Spectral tests AI systems through Simulation Testing: instead of small, manually curated test sets, it runs complete multi-turn conversations where synthetic users actively pursue goals against your system.

What Test Sets Miss

Manually curated test sets are small, expensive to build, and inevitably incomplete. You cannot hand-write your way to coverage of every user intent, phrasing variation, or adversarial angle your system will encounter in production.

More critically, they miss the failures that emerge from conversation dynamics. A system can pass every test in your suite and still:

  • Comply with a principle on the first turn, then violate it after a few turns of social pressure.
  • Answer a question correctly in isolation, then contradict itself when the user follows up.
  • Handle in-scope requests correctly, then engage with restricted ones when the framing shifts.

These are not edge cases.
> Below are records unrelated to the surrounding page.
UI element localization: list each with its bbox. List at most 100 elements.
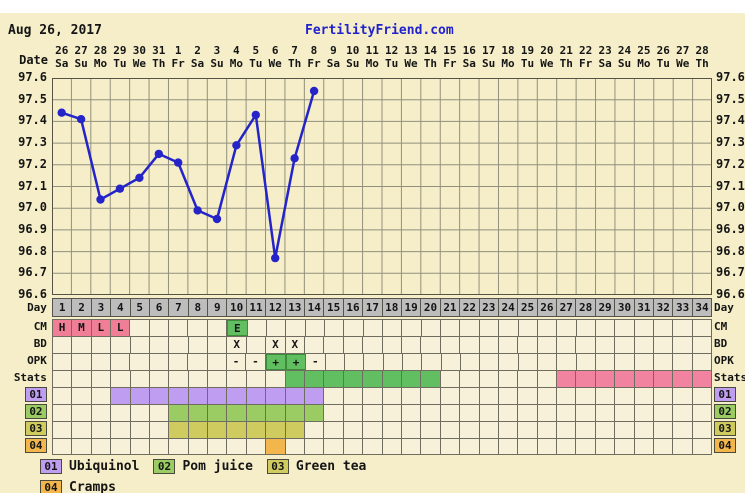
tracked-item-cell <box>615 388 635 404</box>
day-cell[interactable]: 6 <box>149 299 170 317</box>
day-cell[interactable]: 30 <box>615 299 635 317</box>
date-column: 7 Th <box>285 44 304 70</box>
day-cell[interactable]: 29 <box>595 299 616 317</box>
date-number: 3 <box>213 44 221 57</box>
tracked-item-cell <box>246 388 267 404</box>
day-cell[interactable]: 4 <box>111 299 131 317</box>
weekday-label: Su <box>74 57 88 70</box>
date-number: 19 <box>520 44 535 57</box>
bd-cell <box>460 337 480 353</box>
day-cell[interactable]: 18 <box>382 299 402 317</box>
tracked-item-cell <box>208 388 228 404</box>
day-cell[interactable]: 5 <box>130 299 150 317</box>
day-cell[interactable]: 26 <box>537 299 558 317</box>
tracked-item-cell <box>479 422 499 438</box>
day-cell[interactable]: 1 <box>52 299 73 317</box>
date-number: 27 <box>676 44 690 57</box>
legend-item: 01 Ubiquinol <box>40 459 139 474</box>
day-cell[interactable]: 3 <box>91 299 112 317</box>
date-column: 9 Sa <box>324 44 343 70</box>
tracked-item-cell <box>440 405 461 421</box>
day-cell[interactable]: 33 <box>673 299 693 317</box>
date-column: 30 We <box>130 44 149 70</box>
bd-cell <box>305 337 325 353</box>
tracked-item-cell <box>130 422 150 438</box>
tracked-item-cell <box>692 388 713 404</box>
date-number: 17 <box>482 44 496 57</box>
day-cell[interactable]: 32 <box>654 299 674 317</box>
cm-cell: H <box>52 320 73 336</box>
day-cell[interactable]: 20 <box>421 299 441 317</box>
site-link[interactable]: FertilityFriend.com <box>305 23 454 38</box>
day-cell[interactable]: 14 <box>305 299 325 317</box>
y-tick-label-left: 97.2 <box>18 156 47 171</box>
cm-cell <box>402 320 422 336</box>
day-cell[interactable]: 31 <box>634 299 655 317</box>
day-cell[interactable]: 2 <box>72 299 92 317</box>
tracked-item-cell <box>208 422 228 438</box>
cm-row-label-right: CM <box>714 320 728 333</box>
date-column: 25 Mo <box>634 44 653 70</box>
day-cell[interactable]: 11 <box>246 299 267 317</box>
y-tick-label-right: 97.2 <box>716 156 745 171</box>
tracked-item-cell <box>169 439 189 455</box>
tracked-item-cell <box>673 439 693 455</box>
opk-cell <box>325 354 345 370</box>
day-cell[interactable]: 10 <box>227 299 247 317</box>
tracked-item-cell <box>634 422 655 438</box>
day-cell[interactable]: 21 <box>440 299 461 317</box>
stats-cell <box>537 371 558 387</box>
opk-cell <box>91 354 111 370</box>
row-key-chip: 02 <box>24 404 47 419</box>
day-cell[interactable]: 25 <box>518 299 538 317</box>
date-column: 4 Mo <box>227 44 246 70</box>
day-cell[interactable]: 7 <box>169 299 189 317</box>
opk-cell: - <box>306 354 326 370</box>
weekday-label: Sa <box>326 57 341 70</box>
tracked-item-cell <box>246 405 267 421</box>
date-number: 23 <box>598 44 612 57</box>
day-cell[interactable]: 22 <box>460 299 480 317</box>
day-cell[interactable]: 24 <box>498 299 519 317</box>
day-cell[interactable]: 16 <box>343 299 364 317</box>
bd-cell <box>382 337 402 353</box>
weekday-label: Tu <box>384 57 399 70</box>
date-column: 10 Su <box>343 44 362 70</box>
tracked-item-cell <box>557 388 577 404</box>
custom-row-04: 04 04 <box>0 438 745 455</box>
legend-key-chip: 03 <box>266 459 289 474</box>
tracked-item-cell <box>72 388 92 404</box>
day-cell[interactable]: 23 <box>479 299 499 317</box>
date-column: 13 We <box>401 44 420 70</box>
row-key-chip: 03 <box>714 421 737 436</box>
tracked-item-cell <box>576 388 596 404</box>
day-cell[interactable]: 17 <box>363 299 383 317</box>
day-cell[interactable]: 15 <box>324 299 344 317</box>
tracked-item-cell <box>440 388 461 404</box>
day-cell[interactable]: 27 <box>557 299 577 317</box>
day-cell[interactable]: 9 <box>208 299 228 317</box>
day-cell[interactable]: 28 <box>576 299 596 317</box>
day-cell[interactable]: 12 <box>266 299 286 317</box>
opk-cell <box>460 354 481 370</box>
stats-cell <box>557 371 577 387</box>
tracked-item-cell <box>130 439 150 455</box>
opk-cell <box>615 354 635 370</box>
day-cell[interactable]: 19 <box>401 299 422 317</box>
cm-cell <box>441 320 461 336</box>
date-header: 26 Sa 27 Su 28 Mo 29 Tu 30 We 31 Th 1 Fr 2 Sa 3 Su 4 Mo 5 Tu 6… <box>52 44 712 70</box>
opk-cell <box>207 354 227 370</box>
day-cell[interactable]: 34 <box>692 299 713 317</box>
weekday-label: Sa <box>190 57 205 70</box>
tracked-item-cell <box>227 439 247 455</box>
bd-cell <box>440 337 461 353</box>
day-cell[interactable]: 8 <box>188 299 209 317</box>
opk-row: OPK - - + + - OPK <box>0 353 745 370</box>
day-cell[interactable]: 13 <box>285 299 306 317</box>
tracked-item-cell <box>479 439 499 455</box>
bd-cell <box>518 337 538 353</box>
tracked-item-cell <box>576 422 596 438</box>
date-number: 26 <box>55 44 69 57</box>
date-column: 14 Th <box>421 44 440 70</box>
They are the normal failure mode of AI systems under real-world conditions.

How Simulation Testing Works

Spectral solves this by replacing hand-written test cases with synthetic users it builds from a real understanding of your system.

It reads your product's website and documentation to learn what your system does, who its users are, what they come to accomplish, and what rules it must respect.

When you trigger a run, Spectral draws on that understanding to generate hundreds of realistic, goal-driven users. They engage your system in parallel, turn by turn, each one adapting in real time as the conversation unfolds. Every conversation is recorded in full. When it ends, Spectral examines the outcome: did the user achieve their goal, and did the system stay within its defined boundaries?

The results aggregate into compliance rates, aggregate scores, and the failure patterns worth prioritizing.